Roughly 1 km^{2} in size, Varadero boasts approximately 80% coral cover. Reaching more than 3 meters in diameter, many of the massive colonies found in the reef of Varadero belong to the hermatypic coral genus Orbicella. This reef is estimated to contain over 30 scleractinian coral species. To adjust to the low light levels resulting from the high turbidity, some corals have utilized a flattened, plate-like growth strategy to optimize light exposure for its photosynthetic algal endosymbionts of the genus Symbiodinium. With the rapid decline of coral reefs in the Caribbean, scientists are examining reefs such as Varader that are surviving in conditions previously thought to be inhospitable to corals to understand reef resilience. Furthermore, microbiome and physiological research of this reef indicate that Varadero is experiencing a slow decline and may be on the brink of dysbiosis.

== First scientific studies ==
On December 14, 2017, a group of Colombian and American scientists published a paper titled "Unraveling the structure and composition of Varadero Reef, an improbable and imperiled coral reef in the Colombian Caribbean." This paper provided early insight into the existence of this paradoxical marine ecosystem. This work was released by scientists Valeria Pizarro (Fundación Ecomares), Sara Rodríguez (Pontificia Universidad Javeriana, Colombia), Mateo López-Victoria (Pontificia Universidad Javeriana, Colombia), Fernando Zapata (Universidad del Valle, Colombia), Sven Zea (CECIMAR - Universidad Nacional de Colombia), Claudia Galindo, Roberto Iglesias, Mónica Medina and Joseph Pollock (Pennsylvania State University).

One year later on June 22nd 2018 the Instituto de Investigaciones Marinas y Costeras "José Benito de Andreis" Invemar released a paper titled "Identificación, cuantificación y delimitación de hábitats bentónicos de ecosistemas marinos estratégicos en el sector Bahía de Cartagena (Varadero)". One of the aims of this paper was to create the opportunity for Varadero reef to be legally conserved.

==Hope Spot designation==
Since last April 23rd 2018, Varadero Reef has been designated as a Hope Spot by the NGO Mission Blue. The Hope Spot designation is often given to areas that require protection, but they can also be existing Marine Protected Areas where more action is needed.
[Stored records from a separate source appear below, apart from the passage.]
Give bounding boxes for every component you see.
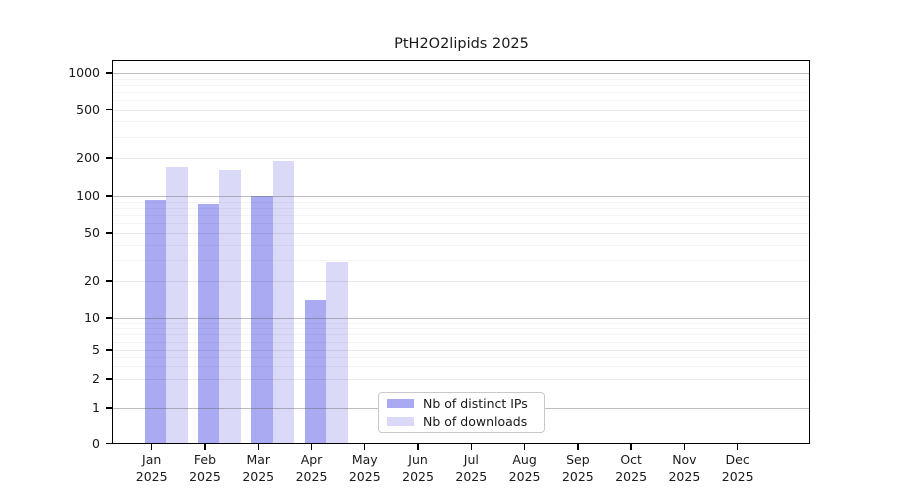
y-tick-label-5: 5 <box>92 342 100 357</box>
y-tick-label-1: 1 <box>92 400 100 415</box>
bar-mar-distinct-ips <box>251 196 273 444</box>
gridline-700 <box>113 91 810 93</box>
x-tick-label-jun: Jun 2025 <box>402 452 434 484</box>
y-tick-mark <box>106 378 112 380</box>
gridline-200 <box>113 158 810 159</box>
x-tick-label-feb: Feb 2025 <box>189 452 221 484</box>
y-tick-mark <box>106 349 112 351</box>
plot-area <box>113 61 810 444</box>
legend-label: Nb of downloads <box>423 414 528 429</box>
x-tick-mark <box>151 444 153 450</box>
bar-feb-downloads <box>219 170 241 444</box>
x-tick-label-mar: Mar 2025 <box>242 452 275 484</box>
downloads-swatch <box>387 417 414 426</box>
y-tick-label-50: 50 <box>84 225 100 240</box>
bar-feb-distinct-ips <box>197 204 220 444</box>
y-tick-mark <box>106 407 112 409</box>
bar-mar-downloads <box>272 160 295 444</box>
x-tick-label-jan: Jan 2025 <box>135 452 168 484</box>
y-tick-label-0: 0 <box>92 435 100 451</box>
x-tick-mark <box>204 444 206 450</box>
x-tick-label-may: May 2025 <box>348 452 381 484</box>
y-tick-mark <box>106 108 112 111</box>
legend-item-downloads: Nb of downloads <box>387 414 544 429</box>
gridline-100 <box>113 196 810 197</box>
x-tick-label-apr: Apr 2025 <box>295 452 328 484</box>
gridline-800 <box>113 84 810 86</box>
distinct-ips-swatch <box>387 399 414 408</box>
gridline-90 <box>113 201 810 203</box>
y-tick-label-10: 10 <box>84 310 100 325</box>
x-tick-mark <box>470 444 472 450</box>
x-tick-mark <box>257 444 259 450</box>
y-tick-label-20: 20 <box>84 273 100 288</box>
gridline-600 <box>113 99 810 101</box>
gridline-500 <box>113 109 810 111</box>
gridline-300 <box>113 136 810 138</box>
chart-title: PtH2O2lipids 2025 <box>394 36 529 52</box>
x-tick-mark <box>683 444 686 450</box>
x-tick-mark <box>310 444 313 450</box>
x-tick-label-oct: Oct 2025 <box>615 452 648 484</box>
y-tick-label-1000: 1000 <box>68 65 100 80</box>
y-tick-label-2: 2 <box>92 371 100 386</box>
x-tick-mark <box>630 444 632 450</box>
legend: Nb of distinct IPs Nb of downloads <box>378 392 545 433</box>
gridline-400 <box>113 121 810 123</box>
bar-apr-downloads <box>326 261 348 444</box>
y-tick-mark <box>106 72 112 74</box>
x-tick-label-sep: Sep 2025 <box>561 452 594 484</box>
gridline-1000 <box>113 73 810 74</box>
y-tick-mark <box>106 232 112 234</box>
y-tick-mark <box>106 442 112 445</box>
x-tick-label-jul: Jul 2025 <box>455 452 488 484</box>
x-tick-label-aug: Aug 2025 <box>508 452 541 484</box>
y-tick-label-200: 200 <box>76 150 100 165</box>
gridline-900 <box>113 78 810 80</box>
y-tick-label-100: 100 <box>76 188 100 203</box>
y-tick-mark <box>106 280 112 282</box>
bar-jan-downloads <box>166 166 188 444</box>
x-tick-label-dec: Dec 2025 <box>721 452 754 484</box>
bar-apr-distinct-ips <box>304 300 326 444</box>
x-tick-mark <box>736 444 739 450</box>
y-tick-label-500: 500 <box>76 101 100 117</box>
legend-label: Nb of distinct IPs <box>423 396 528 411</box>
x-tick-mark <box>577 444 579 450</box>
y-tick-mark <box>106 195 112 197</box>
y-tick-mark <box>106 317 112 319</box>
bar-jan-distinct-ips <box>144 200 167 444</box>
y-tick-mark <box>106 157 112 159</box>
legend-item-distinct-ips: Nb of distinct IPs <box>387 396 544 411</box>
x-tick-mark <box>417 444 419 450</box>
x-tick-label-nov: Nov 2025 <box>668 452 701 484</box>
x-tick-mark <box>523 444 526 450</box>
x-tick-mark <box>364 444 366 450</box>
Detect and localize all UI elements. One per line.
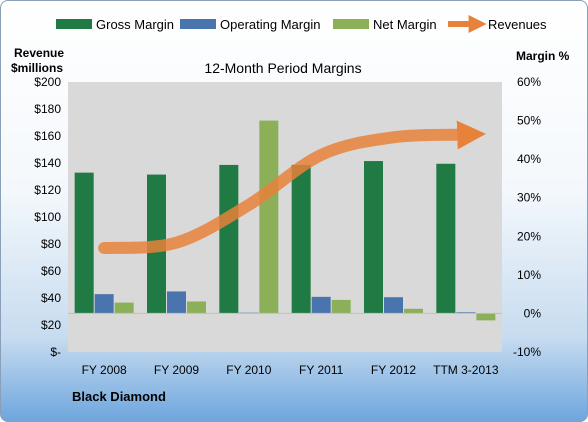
left-tick-label: $140	[34, 156, 61, 170]
right-tick-label: 30%	[517, 191, 541, 205]
legend-swatch-net-margin	[333, 19, 369, 29]
category-label-fy-2010: FY 2010	[226, 363, 271, 377]
category-label-ttm-3-2013: TTM 3-2013	[433, 363, 499, 377]
revenue-line	[98, 120, 486, 255]
legend-swatch-operating-margin	[180, 19, 216, 29]
legend: Gross Margin Operating Margin Net Margin…	[56, 15, 547, 33]
bar-net-margin-fy-2009	[187, 301, 206, 314]
right-tick-label: 50%	[517, 114, 541, 128]
revenue-line-group	[98, 120, 486, 255]
bar-net-margin-fy-2008	[114, 302, 134, 314]
right-tick-label: -10%	[513, 345, 541, 359]
category-labels: FY 2008 FY 2009 FY 2010 FY 2011 FY 2012 TTM 3…	[82, 363, 499, 377]
bar-gross-margin-fy-2012	[364, 161, 383, 314]
left-tick-label: $20	[41, 318, 61, 332]
left-tick-label: $200	[34, 75, 61, 89]
right-tick-label: 10%	[517, 268, 541, 282]
category-label-fy-2008: FY 2008	[82, 363, 127, 377]
legend-label-gross-margin: Gross Margin	[96, 17, 174, 32]
right-tick-label: 0%	[524, 306, 542, 320]
bar-operating-margin-ttm-3-2013	[456, 312, 476, 314]
left-tick-label: $100	[34, 210, 61, 224]
left-axis-label-line2: $millions	[11, 61, 63, 75]
left-tick-label: $40	[41, 291, 61, 305]
legend-label-revenues: Revenues	[488, 17, 547, 32]
left-tick-label: $-	[50, 345, 61, 359]
category-label-fy-2009: FY 2009	[154, 363, 199, 377]
bar-net-margin-ttm-3-2013	[476, 313, 496, 321]
left-tick-label: $80	[41, 237, 61, 251]
bar-gross-margin-fy-2008	[74, 172, 94, 314]
bar-operating-margin-fy-2009	[167, 291, 186, 314]
bar-net-margin-fy-2010	[259, 120, 279, 314]
right-axis-label: Margin %	[516, 49, 570, 63]
left-tick-label: $180	[34, 102, 61, 116]
category-label-fy-2012: FY 2012	[371, 363, 416, 377]
bar-gross-margin-fy-2011	[291, 164, 311, 314]
bar-gross-margin-ttm-3-2013	[436, 163, 456, 314]
left-tick-label: $60	[41, 264, 61, 278]
right-tick-label: 40%	[517, 152, 541, 166]
left-axis-ticks: $- $20 $40 $60 $80 $100 $120 $140 $160 $180 $200	[34, 75, 61, 359]
legend-swatch-gross-margin	[56, 19, 92, 29]
right-tick-label: 20%	[517, 229, 541, 243]
bar-net-margin-fy-2011	[331, 299, 351, 314]
left-axis-label-line1: Revenue	[14, 46, 64, 60]
company-label: Black Diamond	[72, 389, 166, 404]
bar-operating-margin-fy-2012	[384, 297, 403, 314]
bar-net-margin-fy-2012	[404, 308, 423, 314]
bar-gross-margin-fy-2010	[219, 164, 239, 314]
right-axis-ticks: -10% 0% 10% 20% 30% 40% 50% 60%	[513, 75, 541, 359]
legend-label-net-margin: Net Margin	[373, 17, 437, 32]
left-tick-label: $120	[34, 183, 61, 197]
left-tick-label: $160	[34, 129, 61, 143]
chart-title: 12-Month Period Margins	[204, 60, 361, 76]
right-tick-label: 60%	[517, 75, 541, 89]
plot-area	[68, 82, 502, 352]
bar-operating-margin-fy-2008	[94, 294, 114, 314]
category-label-fy-2011: FY 2011	[299, 363, 344, 377]
bar-operating-margin-fy-2011	[311, 296, 331, 314]
legend-label-operating-margin: Operating Margin	[220, 17, 320, 32]
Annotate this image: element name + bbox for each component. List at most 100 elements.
These areas all provide hope for a variety of reasons:

- A special abundance or diversity of species, unusual or representative species, habitats or ecosystems.
- Particular populations of rare, threatened or endemic species.
- A site with potential to reverse damage from negative human impacts.
- The presence of natural processes such as major migration corridors or spawning grounds.
- Significant historical, cultural or spiritual values.
- Particular economic importance to the community.

==Salvemos Varadero==
Salvemos Varadero is a citizen initiative created in 2016 in the city of Cartagena de Indias, Colombia. Its purpose is to defend, in legal and conservation terms, the only coral reef surviving from the polluted waters of the Bay of Cartagena: the Coral Reef of Varadero. This includes its national declaration by the Ministry of Environment and Sustainable Development and the President of the Republic of Colombia as a new protected area for the people of Cartagena, Colombia and mankind. Today, Salvemos Varadero is supported by more than 64,000 citizens across the world who demand its legal protection. Asides from its active presence across social media platforms, the Salvemos Varadero initiative also has its own official song.

Varadero and the fishing community that derives its livelihood from this reef were showcased in the documentary Saving Atlantis. The directors of the film documented the experience of showing the film to the community in their blog Traveling Cinema.